We took the subway to get there and back. A subway is always an interesting place. I’d never been on the subway with a child before. He asked to play with the fidget spinner I recently purchased, which I gladly handed over to him. He was apologetic when he bumped into people, which I’d never seen on the subway before. He kept asking which stop we were going to and how many more stops until we got there, which I also do but never aloud. He got upset when a woman who had been sitting for her entire journey muttered that we shouldn’t have been standing next to the door as we tried to get out her way as she exited the car, as did I.
On our way back, we sat one seat apart on a bench made for three. A young woman sat down between us, breaking up our conversation. This gave me a chance to look around the car at the other passengers. When I looked up, I saw a woman tucked into a corner seat pull out a copy of The Alchemist.
She flipped through some pages, presumably trying to find where she left off. Once she was reading, there was a slight smile on her lips, and she’d stop often to pensively look up from her book. She seemed to be enjoying the book, which looked new.
Several months ago, I met a woman whose favourite book is The Alchemist. Despite it having been an all too brief dalliance, I grew to like her quite a lot. I’d not met a woman in far too many years who captured my thoughts and emotions like she did.
As I watched the woman on the train read, I pictured the woman I fell for.

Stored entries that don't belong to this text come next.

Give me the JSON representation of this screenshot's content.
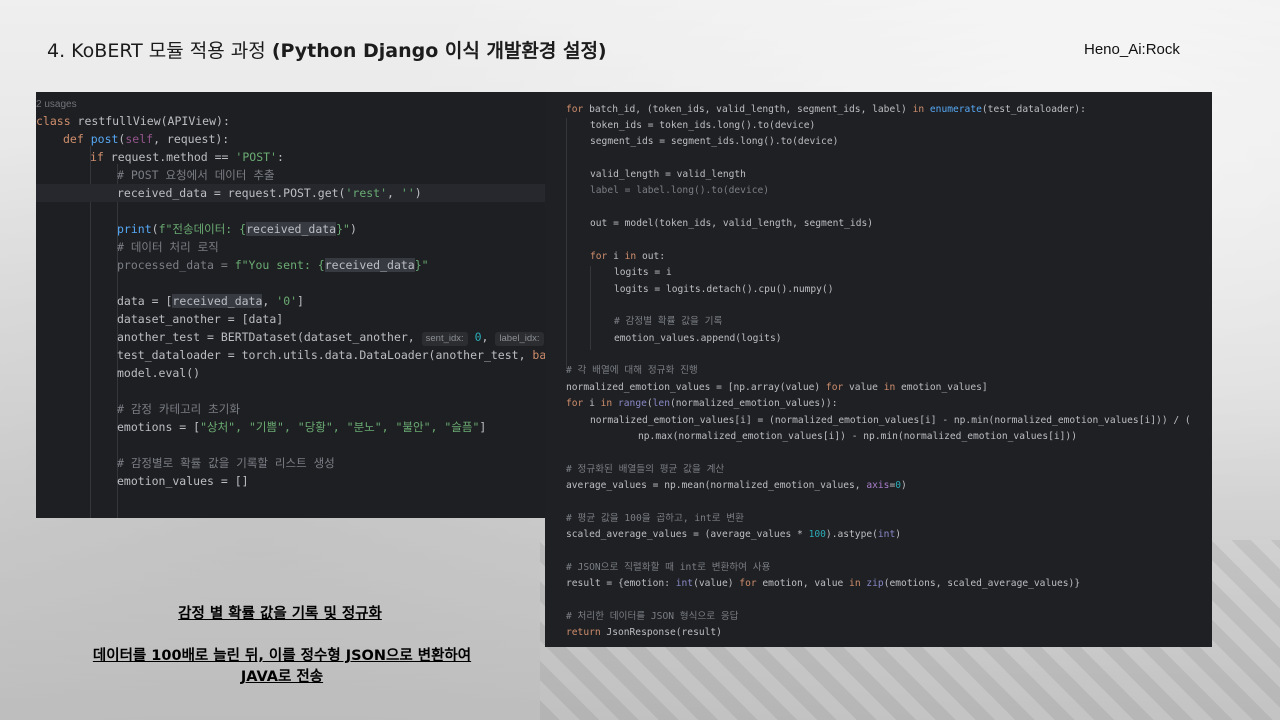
{
  "slide": {
    "title_prefix": "4. KoBERT 모듈 적용 과정 ",
    "title_bold": "(Python Django 이식 개발환경 설정)",
    "author": "Heno_Ai:Rock"
  },
  "left_code": {
    "usages": "2 usages",
    "l1_kw": "class",
    "l1_rest": " restfullView(APIView):",
    "l2_kw": "def",
    "l2_fn": "post",
    "l2_open": "(",
    "l2_self": "self",
    "l2_rest": ", request):",
    "l3_kw": "if",
    "l3_mid": " request.method == ",
    "l3_str": "'POST'",
    "l3_end": ":",
    "l4_cmt": "# POST 요청에서 데이터 추출",
    "l5_pre": "received_data = request.POST.get(",
    "l5_str1": "'rest'",
    "l5_mid": ", ",
    "l5_str2": "''",
    "l5_end": ")",
    "l7_fn": "print",
    "l7_open": "(",
    "l7_str1": "f\"전송데이터: {",
    "l7_var": "received_data",
    "l7_str2": "}\"",
    "l7_end": ")",
    "l8_cmt": "# 데이터 처리 로직",
    "l9_pre": "processed_data = ",
    "l9_str1": "f\"You sent: {",
    "l9_var": "received_data",
    "l9_str2": "}\"",
    "l11_pre": "data = [",
    "l11_var": "received_data",
    "l11_mid": ", ",
    "l11_str": "'0'",
    "l11_end": "]",
    "l12": "dataset_another = [data]",
    "l13_pre": "another_test = BERTDataset(dataset_another, ",
    "l13_hint1": "sent_idx:",
    "l13_num": " 0",
    "l13_mid": ", ",
    "l13_hint2": "label_idx:",
    "l14_pre": "test_dataloader = torch.utils.data.DataLoader(another_test, ",
    "l14_param": "bat",
    "l15": "model.eval()",
    "l17_cmt": "# 감정 카테고리 초기화",
    "l18_pre": "emotions = [",
    "l18_items": "\"상처\", \"기쁨\", \"당황\", \"분노\", \"불안\", \"슬픔\"",
    "l18_end": "]",
    "l20_cmt": "# 감정별로 확률 값을 기록할 리스트 생성",
    "l21": "emotion_values = []"
  },
  "right_code": {
    "r1_kw": "for",
    "r1_a": " batch_id, (token_ids, valid_length, segment_ids, label) ",
    "r1_kw2": "in",
    "r1_fn": " enumerate",
    "r1_b": "(test_dataloader):",
    "r2": "token_ids = token_ids.long().to(device)",
    "r3": "segment_ids = segment_ids.long().to(device)",
    "r5": "valid_length = valid_length",
    "r6": "label = label.long().to(device)",
    "r8": "out = model(token_ids, valid_length, segment_ids)",
    "r10_kw": "for",
    "r10_a": " i ",
    "r10_kw2": "in",
    "r10_b": " out:",
    "r11": "logits = i",
    "r12": "logits = logits.detach().cpu().numpy()",
    "r14_cmt": "# 감정별 확률 값을 기록",
    "r15": "emotion_values.append(logits)",
    "r17_cmt": "# 각 배열에 대해 정규화 진행",
    "r18_a": "normalized_emotion_values = [np.array(value) ",
    "r18_kw": "for",
    "r18_b": " value ",
    "r18_kw2": "in",
    "r18_c": " emotion_values]",
    "r19_kw": "for",
    "r19_a": " i ",
    "r19_kw2": "in",
    "r19_b1": " range",
    "r19_b2": "(",
    "r19_b3": "len",
    "r19_b4": "(normalized_emotion_values)):",
    "r20": "normalized_emotion_values[i] = (normalized_emotion_values[i] - np.min(normalized_emotion_values[i])) / (",
    "r21": "np.max(normalized_emotion_values[i]) - np.min(normalized_emotion_values[i]))",
    "r23_cmt": "# 정규화된 배열들의 평균 값을 계산",
    "r24_a": "average_values = np.mean(normalized_emotion_values, ",
    "r24_param": "axis",
    "r24_eq": "=",
    "r24_num": "0",
    "r24_end": ")",
    "r26_cmt": "# 평균 값을 100을 곱하고, int로 변환",
    "r27_a": "scaled_average_values = (average_values * ",
    "r27_num": "100",
    "r27_b": ").astype(",
    "r27_builtin": "int",
    "r27_end": ")",
    "r29_cmt": "# JSON으로 직렬화할 때 int로 변환하여 사용",
    "r30_a": "result = {emotion: ",
    "r30_builtin": "int",
    "r30_b": "(value) ",
    "r30_kw": "for",
    "r30_c": " emotion, value ",
    "r30_kw2": "in",
    "r30_builtin2": " zip",
    "r30_d": "(emotions, scaled_average_values)}",
    "r32_cmt": "# 처리한 데이터를 JSON 형식으로 응답",
    "r33_kw": "return",
    "r33_a": " JsonResponse(result)"
  },
  "notes": {
    "note1": "감정 별 확률 값을 기록 및 정규화",
    "note2_line1": "데이터를 100배로 늘린 뒤, 이를 정수형 JSON으로 변환하여",
    "note2_line2": "JAVA로 전송"
  },
  "colors": {
    "editor_bg": "#1e1f22",
    "keyword": "#cf8e6d",
    "string": "#6aab73",
    "comment": "#7a7e85",
    "function": "#56a8f5"
  }
}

I started recalling sections of the book that I enjoyed reading and wondered what she might be smiling at.
On Thursday, the woman of my fondness posted a picture on Instagram for the first time since I’d known her. She looked stunning and my imagination was captured once again. I was on a subway car watching her read, my heart slowly melting until I reached my stop. I’m glad my stop came before hers. *insert sex joke here*
For the last few days, I’ve been enjoying the experience of the recollection of seeing her again from afar.
It’s all coincidence. Any sort of connection between any of the events leading up to me tapping my memory for the benefit of my imagination is an act of the imagination itself. There’s nothing to be found in any of this except for the fact that I’ve been thinking about a woman I once knew and I want an excuse to explain why.
In this, I’m the boy who wants to climb to the top of a spiralling staircase, all the while complaining about the number of stairs through heavy breaths. I’m the boy who’s become fascinated by the ship that is indistinguishable from the others to some, if not many, people. I’m the boy who doesn’t much care for what else is around but for the pieces of art that somehow speak to me. I’m also the boy who won’t let me forget that he wants the ice cream on the way home that I’ve been promised.